2016 — 17 January: Sunday
A temporary state of bliss can be induced1 by something as simple as a good night's sleep, a fresh cuppa, and the return to active service of a freshly-laundered favourite sweater that has somehow mysteriously failed to shrink in the wash. I shall be using that #10 economy setting again, I suspect. But will my blissful state survive payment of my annual house and contents insurance...?
The premium has risen...
... by 4.3%, unlike my pension. And there's no sign of a no-claims bonus. Still, the mere fact that online renewal exists is a happy discovery. Whether the process is the "safe and easy" one promised remains to be seen. I'm rarely impressed by online processes. They tend to make lots of unwarranted assumptions.

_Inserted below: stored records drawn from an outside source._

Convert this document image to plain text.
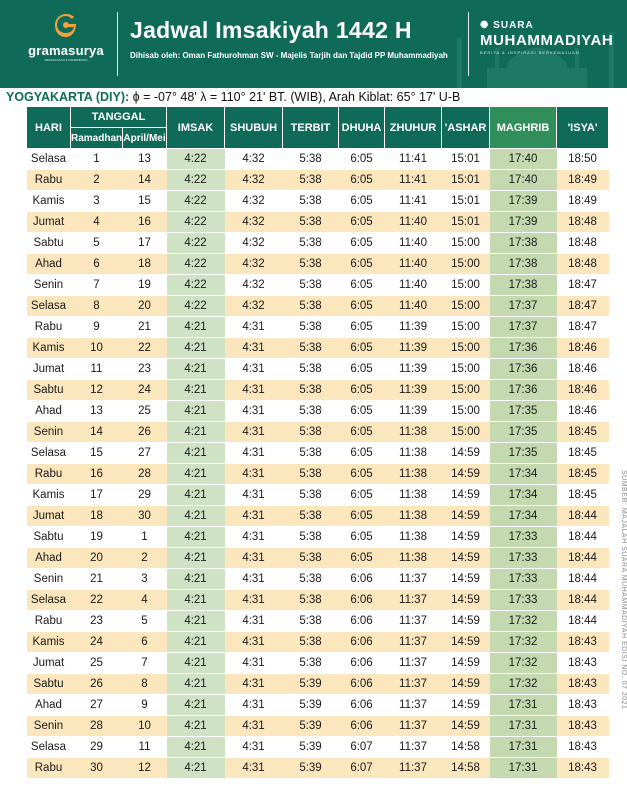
gramasurya
PERCETAKAN & PENERBITAN
Jadwal Imsakiyah 1442 H
Dihisab oleh: Oman Fathurohman SW - Majelis Tarjih dan Tajdid PP Muhammadiyah
✺ SUARA
MUHAMMADIYAH
BERITA & INSPIRASI BERKEMAJUAN
YOGYAKARTA (DIY): ϕ = -07° 48' λ = 110° 21' BT. (WIB), Arah Kiblat: 65° 17' U-B
HARI	TANGGAL		IMSAK	SHUBUH	TERBIT	DHUHA	ZHUHUR	'ASHAR	MAGHRIB	'ISYA'
	Ramadhan	April/Mei								
Selasa	1	13	4:22	4:32	5:38	6:05	11:41	15:01	17:40	18:50
Rabu	2	14	4:22	4:32	5:38	6:05	11:41	15:01	17:40	18:49
Kamis	3	15	4:22	4:32	5:38	6:05	11:41	15:01	17:39	18:49
Jumat	4	16	4:22	4:32	5:38	6:05	11:40	15:01	17:39	18:48
Sabtu	5	17	4:22	4:32	5:38	6:05	11:40	15:00	17:38	18:48
Ahad	6	18	4:22	4:32	5:38	6:05	11:40	15:00	17:38	18:48
Senin	7	19	4:22	4:32	5:38	6:05	11:40	15:00	17:38	18:47
Selasa	8	20	4:22	4:32	5:38	6:05	11:40	15:00	17:37	18:47
Rabu	9	21	4:21	4:31	5:38	6:05	11:39	15:00	17:37	18:47
Kamis	10	22	4:21	4:31	5:38	6:05	11:39	15:00	17:36	18:46
Jumat	11	23	4:21	4:31	5:38	6:05	11:39	15:00	17:36	18:46
Sabtu	12	24	4:21	4:31	5:38	6:05	11:39	15:00	17:36	18:46
Ahad	13	25	4:21	4:31	5:38	6:05	11:39	15:00	17:35	18:46
Senin	14	26	4:21	4:31	5:38	6:05	11:38	15:00	17:35	18:45
Selasa	15	27	4:21	4:31	5:38	6:05	11:38	14:59	17:35	18:45
Rabu	16	28	4:21	4:31	5:38	6:05	11:38	14:59	17:34	18:45
Kamis	17	29	4:21	4:31	5:38	6:05	11:38	14:59	17:34	18:45
Jumat	18	30	4:21	4:31	5:38	6:05	11:38	14:59	17:34	18:44
Sabtu	19	1	4:21	4:31	5:38	6:05	11:38	14:59	17:33	18:44
Ahad	20	2	4:21	4:31	5:38	6:05	11:38	14:59	17:33	18:44
Senin	21	3	4:21	4:31	5:38	6:06	11:37	14:59	17:33	18:44
Selasa	22	4	4:21	4:31	5:38	6:06	11:37	14:59	17:33	18:44
Rabu	23	5	4:21	4:31	5:38	6:06	11:37	14:59	17:32	18:44
Kamis	24	6	4:21	4:31	5:38	6:06	11:37	14:59	17:32	18:43
Jumat	25	7	4:21	4:31	5:38	6:06	11:37	14:59	17:32	18:43
Sabtu	26	8	4:21	4:31	5:39	6:06	11:37	14:59	17:32	18:43
Ahad	27	9	4:21	4:31	5:39	6:06	11:37	14:59	17:31	18:43
Senin	28	10	4:21	4:31	5:39	6:06	11:37	14:59	17:31	18:43
Selasa	29	11	4:21	4:31	5:39	6:07	11:37	14:58	17:31	18:43
Rabu	30	12	4:21	4:31	5:39	6:07	11:37	14:58	17:31	18:43
SUMBER: MAJALAH SUARA MUHAMMADIYAH EDISI NO. 07 2021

What's this mysterious "Windows" thing, for example? :-)
I'm unsure...
... how there can be a new album by Jeff Buckley, but Cerys is playing a track from it in my newly-reinsured2 house as I type.
Some people grow roses
I'm not "some people", though I certainly try to do nothing to harm any of the roses that Christa planted. And I've been growing a chemical garden3 (in an empty jam jar that once held Rose's lime marmalade) for some 30 years now:
I was actually reminded of two things by Tim Requarth's Aeon article. One, you can see above. The other, from 1982, you can see below:
There's actually a third: Cairns-Smith's lighter-weight 1985 "Seven Clues to the Origin of Life" but I haven't yet managed to dig that one out from its hiding place. Don't you hate it when that happens?
Isn't it amazing...
... just what sort of stuff nearly vanishes forever? Even very expensive NASA stuff!
Before...
... my frozen peas are fit to take their place in a bowl of crockpotted tastiness the little iceberg of the things has first to be zapped into a more malleable form / phase of matter :-)
Everything comes...
... to he who searches diligently enough:
Roko's basilisk
This piece of glorious, erm, thought-experiment stupidity made me smile. The link is here, but (as a Public Service) here's my summary:
Don't panic!
Entropy rules
There's an interesting paper here (PDF file) from Mike Russell, of the JPL. It wasn't cited in the Aeon article I began from half a day ago, but I'm used to that sort of thing. Life as "A struggle for entropy", heh? I can relate to that.